Well, I hope I can make other movies, but I’m not sure. The problem is that I’m fed up with surreptitiously making everything in very confined spaces and not having the freedom to work as I used to. I don’t know how many movies of this nature I can continue to make. I don’t want to change my kind of filmmaking. Just the mere thought of my future projects has turned into some sort of mental sickness for me. It makes me feel sick thinking of all these projects I’d like to do but I don’t have the ability to make them. 

I cannot just stay idle, but I don’t know what kind of work I can do to satisfy myself. Remember, a few months ago, because they didn’t allow me to go outside of the house, I said, “OK, I’ll open my windows and take shots of the sky.” I ended up with about 15 nice still photographs. But then when I went to print them, at the lab, they refused to do it. They said they had instructions from the government that I wasn’t allowed to get them printed. 

I had a crazy idea a while back. In order to stay connected to society, I was thinking of driving a cab, so I could stay close to people and talk to them. But I knew I would be tempted to take a camera inside a cab, and that wouldn’t work. 

Why not? 

I would love to make that movie as well but the problem is I’d want to make it for real — to use the script I want to use. I don’t want to do it with a hidden camera. Because that’s the same restriction I’ve suffered with making my last movies. 

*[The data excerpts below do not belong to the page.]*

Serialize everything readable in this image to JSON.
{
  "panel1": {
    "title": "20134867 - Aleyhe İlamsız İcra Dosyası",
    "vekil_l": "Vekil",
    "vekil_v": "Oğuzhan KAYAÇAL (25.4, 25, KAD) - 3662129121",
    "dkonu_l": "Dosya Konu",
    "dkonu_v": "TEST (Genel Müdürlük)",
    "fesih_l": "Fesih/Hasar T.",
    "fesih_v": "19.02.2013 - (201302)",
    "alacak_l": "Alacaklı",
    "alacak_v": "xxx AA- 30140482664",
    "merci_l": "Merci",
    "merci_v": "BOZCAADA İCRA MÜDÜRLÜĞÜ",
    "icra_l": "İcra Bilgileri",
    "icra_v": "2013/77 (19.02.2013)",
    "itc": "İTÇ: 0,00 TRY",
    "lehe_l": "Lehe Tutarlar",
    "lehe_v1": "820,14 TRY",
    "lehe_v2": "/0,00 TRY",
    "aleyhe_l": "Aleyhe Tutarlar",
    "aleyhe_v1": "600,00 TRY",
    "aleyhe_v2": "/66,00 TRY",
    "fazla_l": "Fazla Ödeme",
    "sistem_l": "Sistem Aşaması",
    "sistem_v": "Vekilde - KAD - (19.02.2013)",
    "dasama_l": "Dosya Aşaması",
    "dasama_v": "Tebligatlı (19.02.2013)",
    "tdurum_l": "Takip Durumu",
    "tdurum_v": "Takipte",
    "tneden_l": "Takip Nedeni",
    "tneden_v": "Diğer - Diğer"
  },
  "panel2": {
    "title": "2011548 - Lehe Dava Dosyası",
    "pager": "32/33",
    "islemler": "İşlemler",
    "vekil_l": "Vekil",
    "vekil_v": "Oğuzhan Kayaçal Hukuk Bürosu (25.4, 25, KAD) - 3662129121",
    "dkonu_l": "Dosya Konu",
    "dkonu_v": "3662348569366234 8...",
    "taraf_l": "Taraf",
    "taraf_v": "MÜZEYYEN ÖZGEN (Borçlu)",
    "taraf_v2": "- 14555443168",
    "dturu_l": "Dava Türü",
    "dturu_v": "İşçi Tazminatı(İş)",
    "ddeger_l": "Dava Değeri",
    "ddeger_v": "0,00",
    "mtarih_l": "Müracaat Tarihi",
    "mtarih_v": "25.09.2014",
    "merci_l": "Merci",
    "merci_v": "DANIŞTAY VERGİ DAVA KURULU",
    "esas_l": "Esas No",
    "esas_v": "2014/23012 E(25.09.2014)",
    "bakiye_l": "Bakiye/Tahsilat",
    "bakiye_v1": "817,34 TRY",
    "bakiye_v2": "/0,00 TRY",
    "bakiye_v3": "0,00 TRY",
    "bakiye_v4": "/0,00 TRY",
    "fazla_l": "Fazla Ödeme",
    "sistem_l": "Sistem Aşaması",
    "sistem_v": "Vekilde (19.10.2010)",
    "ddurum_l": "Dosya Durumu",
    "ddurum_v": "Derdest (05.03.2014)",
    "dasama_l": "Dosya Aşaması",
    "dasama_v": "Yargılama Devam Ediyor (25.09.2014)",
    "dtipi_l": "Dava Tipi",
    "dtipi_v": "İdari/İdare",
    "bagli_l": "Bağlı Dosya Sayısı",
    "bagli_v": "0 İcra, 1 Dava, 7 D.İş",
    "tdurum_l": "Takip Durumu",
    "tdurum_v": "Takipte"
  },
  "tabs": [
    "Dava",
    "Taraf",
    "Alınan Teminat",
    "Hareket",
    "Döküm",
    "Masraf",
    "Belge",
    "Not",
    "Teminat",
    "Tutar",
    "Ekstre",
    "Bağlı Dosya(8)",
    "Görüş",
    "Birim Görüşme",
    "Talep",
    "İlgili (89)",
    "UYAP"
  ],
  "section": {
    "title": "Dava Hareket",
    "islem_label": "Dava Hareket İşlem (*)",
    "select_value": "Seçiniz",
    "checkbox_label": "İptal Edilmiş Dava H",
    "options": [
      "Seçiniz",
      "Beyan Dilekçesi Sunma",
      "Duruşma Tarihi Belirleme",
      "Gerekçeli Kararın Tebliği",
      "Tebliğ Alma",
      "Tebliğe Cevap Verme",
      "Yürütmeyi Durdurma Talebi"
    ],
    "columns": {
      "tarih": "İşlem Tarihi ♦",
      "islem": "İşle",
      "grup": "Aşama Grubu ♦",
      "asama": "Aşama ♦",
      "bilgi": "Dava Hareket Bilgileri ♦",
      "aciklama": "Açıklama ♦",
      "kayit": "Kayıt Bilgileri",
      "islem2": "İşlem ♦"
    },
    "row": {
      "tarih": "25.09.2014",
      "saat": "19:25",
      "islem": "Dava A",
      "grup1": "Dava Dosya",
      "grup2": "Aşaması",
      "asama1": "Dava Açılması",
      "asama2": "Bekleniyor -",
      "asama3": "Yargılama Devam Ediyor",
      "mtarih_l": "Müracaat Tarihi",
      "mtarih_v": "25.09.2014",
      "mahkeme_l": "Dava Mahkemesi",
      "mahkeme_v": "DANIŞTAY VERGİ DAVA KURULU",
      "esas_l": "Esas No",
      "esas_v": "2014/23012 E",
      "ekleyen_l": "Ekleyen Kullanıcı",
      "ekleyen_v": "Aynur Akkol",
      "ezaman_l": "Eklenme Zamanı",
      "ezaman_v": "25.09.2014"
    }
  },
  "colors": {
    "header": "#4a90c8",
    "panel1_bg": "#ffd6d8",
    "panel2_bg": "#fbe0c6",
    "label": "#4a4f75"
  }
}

You’ve received support at film festivals from around the world. How has this kind of publicity impacted your situation? 

The kind of support that I got helped me and it was because of that support that they had to free me. I remember when they were threatening that they would keep me so long that I’d lose all my teeth. They would say that I was a special guest and they’d never let me go. But the international pressure forced them to let me go. Sometimes, people think the international pressure doesn’t influence [the government], that they don’t care about it. But that’s not true. When you are in prison, they try to make you cooperate with them. They promise you freedom if you cooperate. If they have to let you go, then they try to make your life outside prison so miserable that sometimes you wish you could do what they want. I worry about support from my colleagues inside the country because they may pay a price for me. 


Many people outside of Iran are aware of your situation, whether or not they know your movies, and certainly want to help. What can they do?

Outside of Iran, it’s up to them if they’d like to continue to support or care about this situation. When I see all this international support, I immediately think of the other intellectuals in jail and just because they are not famous, they aren’t getting noticed. I think that’s wrong. 

Several of your contemporaries, including Mohammad Rasolouf and Abbas Kiarostami, have either decided to work outside the country or wound up being forced to do so. In light of these decisions, does Iranian cinema have a future? 

I’m really optimistic about the future of Iranian cinema because of all these young and talented filmmakers. Some of my colleagues are working outside of Iran. There’s nothing wrong with that. They should be free to work inside or outside. But what makes me hopeful, after making this picture, is this pool of talented young filmmakers who can use the same all-digital cameras to make their own movies. There was a time when the government had a monopoly on all the filmmaking equipment. But right now, if you’re a young filmmaker, you don’t have to go to the government to make your films. The camera and software is available to you so you can make your movie. I myself was supposed to make a movie outside of Iran and would welcome that situation, but I would want to know that I can return.